Même s'il n'y a pas de tendance générale à l'excès de confiance, la dynamique sociale et la sélection adverse pourraient en faire la promotion. Par exemple, les personnes les plus susceptibles d'avoir le courage de démarrer une nouvelle entreprise sont celles qui surclassent le plus leurs capacités par rapport à celles d'autres acteurs potentiels. Et si les électeurs trouvent des leaders confiants plus crédibles, alors les prétendants au leadership apprennent qu'ils devraient exprimer plus de confiance que leurs adversaires pour gagner des élections[33].

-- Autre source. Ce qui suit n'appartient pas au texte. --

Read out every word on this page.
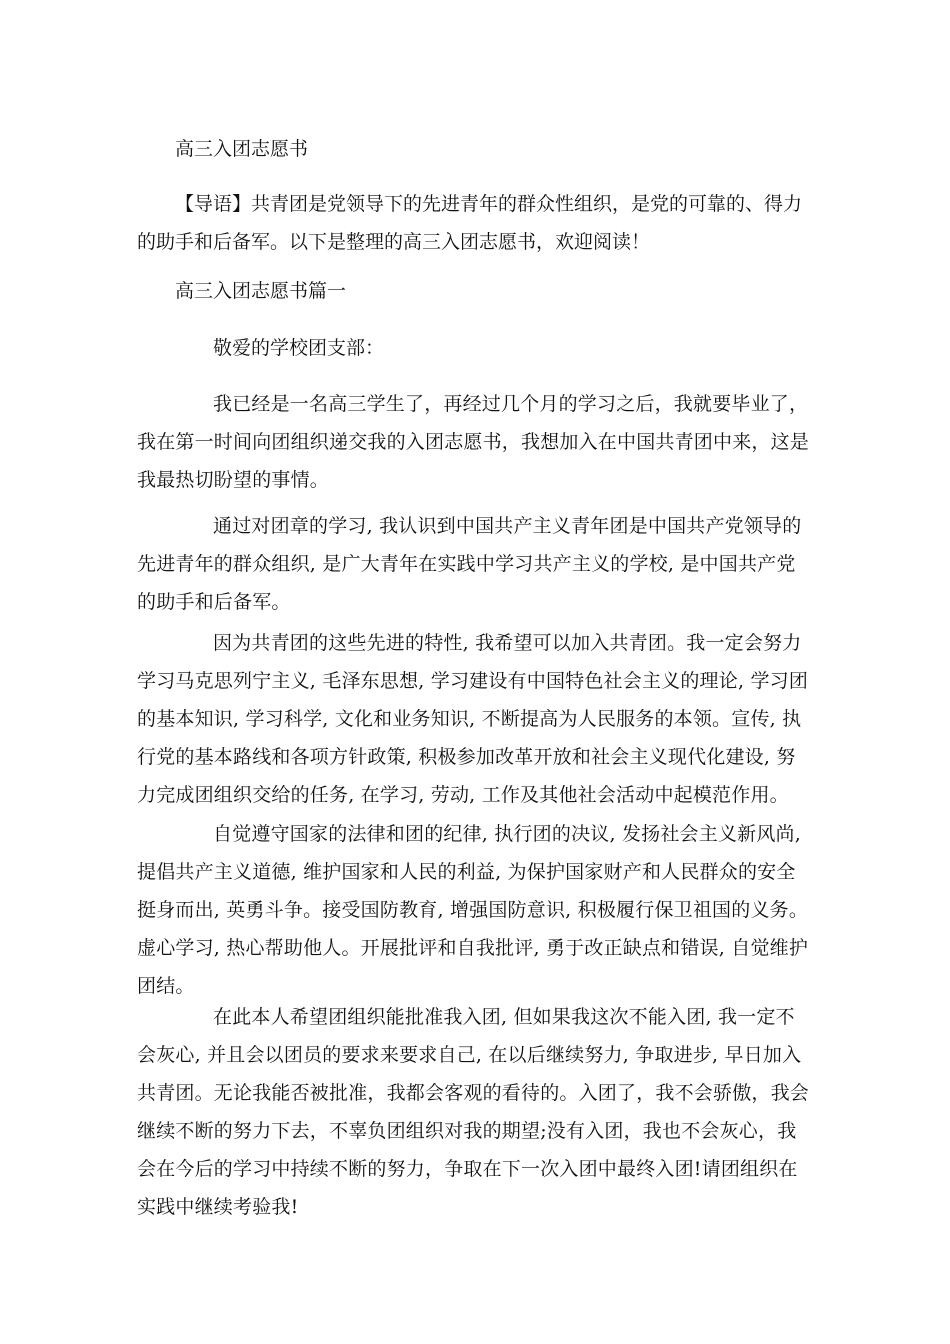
高三入团志愿书
【导语】共青团是党领导下的先进青年的群众性组织，是党的可靠的、得力的助手和后备军。以下是整理的高三入团志愿书，欢迎阅读！
高三入团志愿书篇一
敬爱的学校团支部：
我已经是一名高三学生了，再经过几个月的学习之后，我就要毕业了，我在第一时间向团组织递交我的入团志愿书，我想加入在中国共青团中来，这是我最热切盼望的事情。
通过对团章的学习, 我认识到中国共产主义青年团是中国共产党领导的先进青年的群众组织, 是广大青年在实践中学习共产主义的学校, 是中国共产党的助手和后备军。
因为共青团的这些先进的特性, 我希望可以加入共青团。我一定会努力学习马克思列宁主义, 毛泽东思想, 学习建设有中国特色社会主义的理论, 学习团的基本知识, 学习科学, 文化和业务知识, 不断提高为人民服务的本领。宣传, 执行党的基本路线和各项方针政策, 积极参加改革开放和社会主义现代化建设, 努力完成团组织交给的任务, 在学习, 劳动, 工作及其他社会活动中起模范作用。
自觉遵守国家的法律和团的纪律, 执行团的决议, 发扬社会主义新风尚, 提倡共产主义道德, 维护国家和人民的利益, 为保护国家财产和人民群众的安全挺身而出, 英勇斗争。接受国防教育, 增强国防意识, 积极履行保卫祖国的义务。虚心学习, 热心帮助他人。开展批评和自我批评, 勇于改正缺点和错误, 自觉维护团结。
在此本人希望团组织能批准我入团, 但如果我这次不能入团, 我一定不会灰心, 并且会以团员的要求来要求自己, 在以后继续努力, 争取进步, 早日加入共青团。无论我能否被批准，我都会客观的看待的。入团了，我不会骄傲，我会继续不断的努力下去，不辜负团组织对我的期望;没有入团，我也不会灰心，我会在今后的学习中持续不断的努力，争取在下一次入团中最终入团!请团组织在实践中继续考验我!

L'excès de confiance peut être bénéfique pour l'estime de soi individuelle ainsi que pour donner à un individu la volonté de réussir dans leur but désiré. Le simple fait de croire en soi peut donner la volonté de pousser plus loin que ceux qui ne le font pas[34].

Les différences individuellesModifier

Des niveaux très élevés d'auto-évaluations de base, un trait de personnalité stable composé de locus de contrôle, de névrose, d'auto-efficacité et d'estime de soi[35],peuvent conduire à un excès de confiance. Les personnes qui ont des autoévaluations de base élevées se penseront positivement et seront confiantes dans leurs propres capacités[35], bien que des niveaux extrêmement élevés d'auto-évaluations de base puissent amener une personne à être plus confiante que nécessaire.